Not all experts agree. Guy Walters, author of the 2009 book Hunting Evil: The Nazi War Criminals Who Escaped and the Dramatic Hunt to Bring Them to Justice, said there’s no way that the artifacts found in Argentina would have come from high-ranking Nazis. “Adolf Eichmann and Josef Mengele escaped with very little luggage,” said Walters. “[Eichmann] was not the type of man to collect artifacts. Mengele was a richer man, but again, it makes no sense for someone like Josef Mengele to collect that amount of Nazi junk.”

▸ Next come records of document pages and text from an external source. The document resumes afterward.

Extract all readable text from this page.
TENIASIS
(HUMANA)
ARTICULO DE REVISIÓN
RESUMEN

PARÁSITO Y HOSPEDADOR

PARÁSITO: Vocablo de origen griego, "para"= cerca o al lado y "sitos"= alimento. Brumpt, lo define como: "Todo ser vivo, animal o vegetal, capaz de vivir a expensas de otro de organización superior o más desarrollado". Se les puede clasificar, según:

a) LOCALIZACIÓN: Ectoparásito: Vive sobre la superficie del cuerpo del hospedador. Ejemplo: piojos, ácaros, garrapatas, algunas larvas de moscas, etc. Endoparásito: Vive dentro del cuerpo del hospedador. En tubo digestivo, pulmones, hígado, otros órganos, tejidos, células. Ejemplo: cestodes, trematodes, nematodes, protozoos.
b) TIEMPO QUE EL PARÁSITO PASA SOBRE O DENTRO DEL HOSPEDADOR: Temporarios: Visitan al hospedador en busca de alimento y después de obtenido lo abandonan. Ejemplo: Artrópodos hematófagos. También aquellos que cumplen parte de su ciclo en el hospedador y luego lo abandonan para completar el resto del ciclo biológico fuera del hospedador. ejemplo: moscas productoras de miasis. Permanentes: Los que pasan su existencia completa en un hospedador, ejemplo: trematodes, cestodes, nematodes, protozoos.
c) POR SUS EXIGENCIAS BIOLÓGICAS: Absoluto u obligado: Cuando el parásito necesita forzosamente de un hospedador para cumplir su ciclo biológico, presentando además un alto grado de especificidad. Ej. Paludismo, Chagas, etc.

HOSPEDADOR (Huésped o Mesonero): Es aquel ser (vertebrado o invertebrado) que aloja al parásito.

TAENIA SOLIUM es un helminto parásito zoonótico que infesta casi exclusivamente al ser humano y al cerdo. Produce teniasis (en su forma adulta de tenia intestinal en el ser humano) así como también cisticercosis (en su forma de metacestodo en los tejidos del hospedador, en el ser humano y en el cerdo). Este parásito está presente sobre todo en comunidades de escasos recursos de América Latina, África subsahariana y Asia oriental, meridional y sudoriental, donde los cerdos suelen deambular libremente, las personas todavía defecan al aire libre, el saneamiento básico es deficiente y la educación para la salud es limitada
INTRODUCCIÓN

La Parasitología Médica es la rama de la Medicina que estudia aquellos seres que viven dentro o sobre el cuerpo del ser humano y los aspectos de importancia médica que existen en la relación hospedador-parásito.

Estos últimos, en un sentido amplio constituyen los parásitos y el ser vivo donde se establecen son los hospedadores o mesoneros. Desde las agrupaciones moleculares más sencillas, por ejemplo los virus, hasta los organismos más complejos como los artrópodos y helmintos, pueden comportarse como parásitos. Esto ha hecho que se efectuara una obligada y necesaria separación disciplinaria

The Nazis who escaped via the ratlines were only able to carry “a couple of suitcases” with them, noted Walters, and would not have had enough room for the sheer number of artifacts that were found in Argentina. Plus, most S.S. officers worked hard to conceal their identities after fleeing Germany. “The idea that they were traveling with objects like Hitler’s magnifying glass is simply unbelievable,” he says. “This is only a secret collection because it’s tasteless.”

A knife with Nazi markings is seen at the Interpol headquarters in Buenos Aires, Argentina. (Credit: Natacha Pisarenko/ AP Photo)
A knife with Nazi markings is seen at the Interpol headquarters in Buenos Aires, Argentina. (Credit: Natacha Pisarenko/ AP Photo)

As for the significance of the medical equipment and the photo negative of Hitler using the magnifying glass? There are lots of objects that Hitler touched, but it doesn’t mean they would belong to a senior Nazi, Walters said. “There are a lot of people in the world who collect Nazi memorabilia, and some of them live in Argentina,” said Walters. “They’re not illegal. You can buy this stuff on eBay.”

Since being discovered, the artifacts have been put on display at the Delegation of Argentine Israeli Associations, in Buenos Aires.